Stopping attackers from gathering information: Organizations should frequently engage with the workforce to educate them on how to mitigate spear-phishing risk before it happens. For example, attackers are now using readily available open-source intelligence online to build believable profiles to target specific individuals. Employees can reduce the amount of information available online and on social media. Also, they can put controls in place to prevent attackers from getting to their data quickly, such as applying privacy settings in certain apps.
Enhancing the management of the risks: Businesses and organizations should carry out role-based training to see how employees react to spear-phishing and other hacking techniques. For instance, senior executives, financial and personal assistants receive a far greater number of spear-phishing emails, so these employees should receive tailored and ongoing education and training.
Security teams should also provide workers with the tools to quickly and easily report incidents, such as a phishing email alert button.
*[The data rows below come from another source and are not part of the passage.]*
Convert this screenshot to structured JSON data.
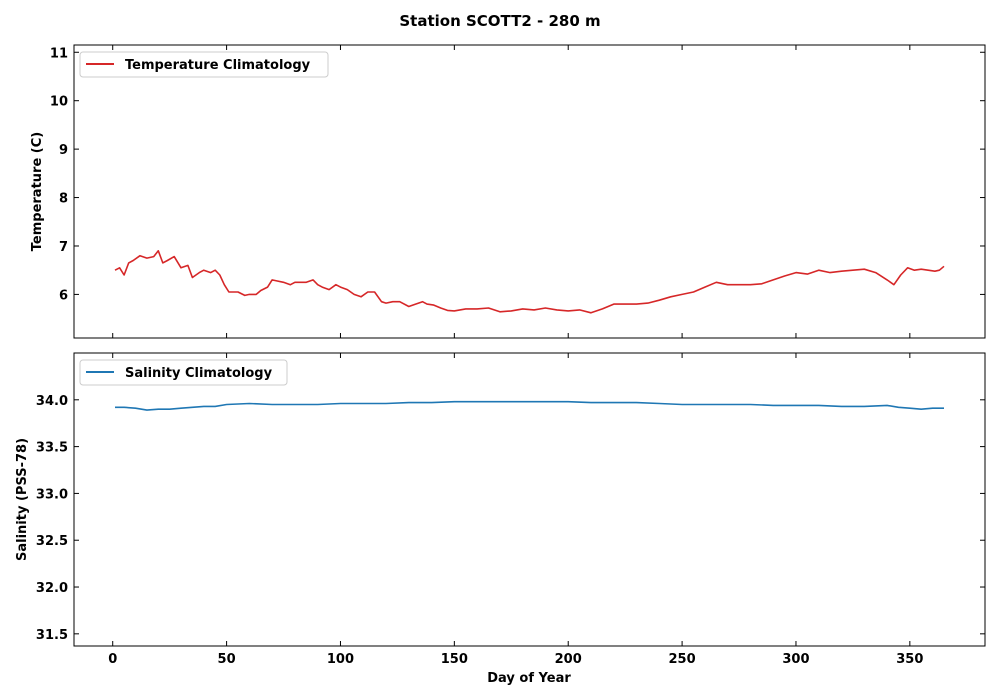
{
  "chart_data": [
    {
      "type": "line",
      "title": "Station SCOTT2 - 280 m",
      "xlabel": "",
      "ylabel": "Temperature (C)",
      "xlim": [
        -17,
        383
      ],
      "ylim": [
        5.1,
        11.15
      ],
      "xticks": [
        0,
        50,
        100,
        150,
        200,
        250,
        300,
        350
      ],
      "yticks": [
        6,
        7,
        8,
        9,
        10,
        11
      ],
      "legend_position": "top-left",
      "series": [
        {
          "name": "Temperature Climatology",
          "color": "#d62728",
          "x": [
            1,
            3,
            5,
            7,
            9,
            12,
            15,
            18,
            20,
            22,
            24,
            27,
            30,
            33,
            35,
            38,
            40,
            43,
            45,
            47,
            49,
            51,
            53,
            55,
            58,
            60,
            63,
            65,
            68,
            70,
            72,
            75,
            78,
            80,
            83,
            85,
            88,
            90,
            92,
            95,
            98,
            100,
            103,
            106,
            109,
            112,
            115,
            118,
            120,
            123,
            126,
            130,
            133,
            136,
            138,
            141,
            144,
            147,
            150,
            155,
            160,
            165,
            170,
            175,
            180,
            185,
            190,
            195,
            200,
            205,
            210,
            215,
            220,
            225,
            230,
            235,
            240,
            245,
            250,
            255,
            260,
            265,
            270,
            275,
            280,
            285,
            290,
            295,
            300,
            305,
            310,
            315,
            320,
            325,
            330,
            335,
            340,
            343,
            346,
            349,
            352,
            355,
            358,
            361,
            363,
            365
          ],
          "y": [
            6.5,
            6.55,
            6.4,
            6.65,
            6.7,
            6.8,
            6.75,
            6.78,
            6.9,
            6.65,
            6.7,
            6.78,
            6.55,
            6.6,
            6.35,
            6.45,
            6.5,
            6.45,
            6.5,
            6.4,
            6.2,
            6.05,
            6.05,
            6.05,
            5.98,
            6.0,
            6.0,
            6.08,
            6.15,
            6.3,
            6.28,
            6.25,
            6.2,
            6.25,
            6.25,
            6.25,
            6.3,
            6.2,
            6.15,
            6.1,
            6.2,
            6.15,
            6.1,
            6.0,
            5.95,
            6.05,
            6.05,
            5.85,
            5.82,
            5.85,
            5.85,
            5.75,
            5.8,
            5.85,
            5.8,
            5.78,
            5.72,
            5.67,
            5.66,
            5.7,
            5.7,
            5.72,
            5.64,
            5.66,
            5.7,
            5.68,
            5.72,
            5.68,
            5.66,
            5.68,
            5.62,
            5.7,
            5.8,
            5.8,
            5.8,
            5.82,
            5.88,
            5.95,
            6.0,
            6.05,
            6.15,
            6.25,
            6.2,
            6.2,
            6.2,
            6.22,
            6.3,
            6.38,
            6.45,
            6.42,
            6.5,
            6.45,
            6.48,
            6.5,
            6.52,
            6.45,
            6.3,
            6.2,
            6.4,
            6.55,
            6.5,
            6.52,
            6.5,
            6.48,
            6.5,
            6.58
          ]
        }
      ]
    },
    {
      "type": "line",
      "title": "",
      "xlabel": "Day of Year",
      "ylabel": "Salinity (PSS-78)",
      "xlim": [
        -17,
        383
      ],
      "ylim": [
        31.37,
        34.5
      ],
      "xticks": [
        0,
        50,
        100,
        150,
        200,
        250,
        300,
        350
      ],
      "yticks": [
        31.5,
        32.0,
        32.5,
        33.0,
        33.5,
        34.0
      ],
      "legend_position": "top-left",
      "series": [
        {
          "name": "Salinity Climatology",
          "color": "#1f77b4",
          "x": [
            1,
            5,
            10,
            15,
            20,
            25,
            30,
            35,
            40,
            45,
            50,
            60,
            70,
            80,
            90,
            100,
            110,
            120,
            130,
            140,
            150,
            160,
            170,
            180,
            190,
            200,
            210,
            220,
            230,
            240,
            250,
            260,
            270,
            280,
            290,
            300,
            310,
            320,
            330,
            340,
            345,
            350,
            355,
            360,
            365
          ],
          "y": [
            33.92,
            33.92,
            33.91,
            33.89,
            33.9,
            33.9,
            33.91,
            33.92,
            33.93,
            33.93,
            33.95,
            33.96,
            33.95,
            33.95,
            33.95,
            33.96,
            33.96,
            33.96,
            33.97,
            33.97,
            33.98,
            33.98,
            33.98,
            33.98,
            33.98,
            33.98,
            33.97,
            33.97,
            33.97,
            33.96,
            33.95,
            33.95,
            33.95,
            33.95,
            33.94,
            33.94,
            33.94,
            33.93,
            33.93,
            33.94,
            33.92,
            33.91,
            33.9,
            33.91,
            33.91
          ]
        }
      ]
    }
  ]
}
There should also be procedures in place to prevent single points of failure.
During financial transactions, Norman suggests that there should always be a second pair of eyes or confirmation mechanism to add an extra layer of security.
“For the average person, they need to learn how to identify phishing attacks,” Lookout’s Schless said.
“This applies whether you’re using a personal device or a corporate-issued one. They need to understand that phishing isn’t just an email-based scam that you open on desktop computers. From WhatsApp and Instagram to text messages, there are countless ways for phishing links to be delivered. Your employees can be both your strongest defense and your weakest link against mobile phishing depending on how well they’re trained to pick up on these attacks and report them.”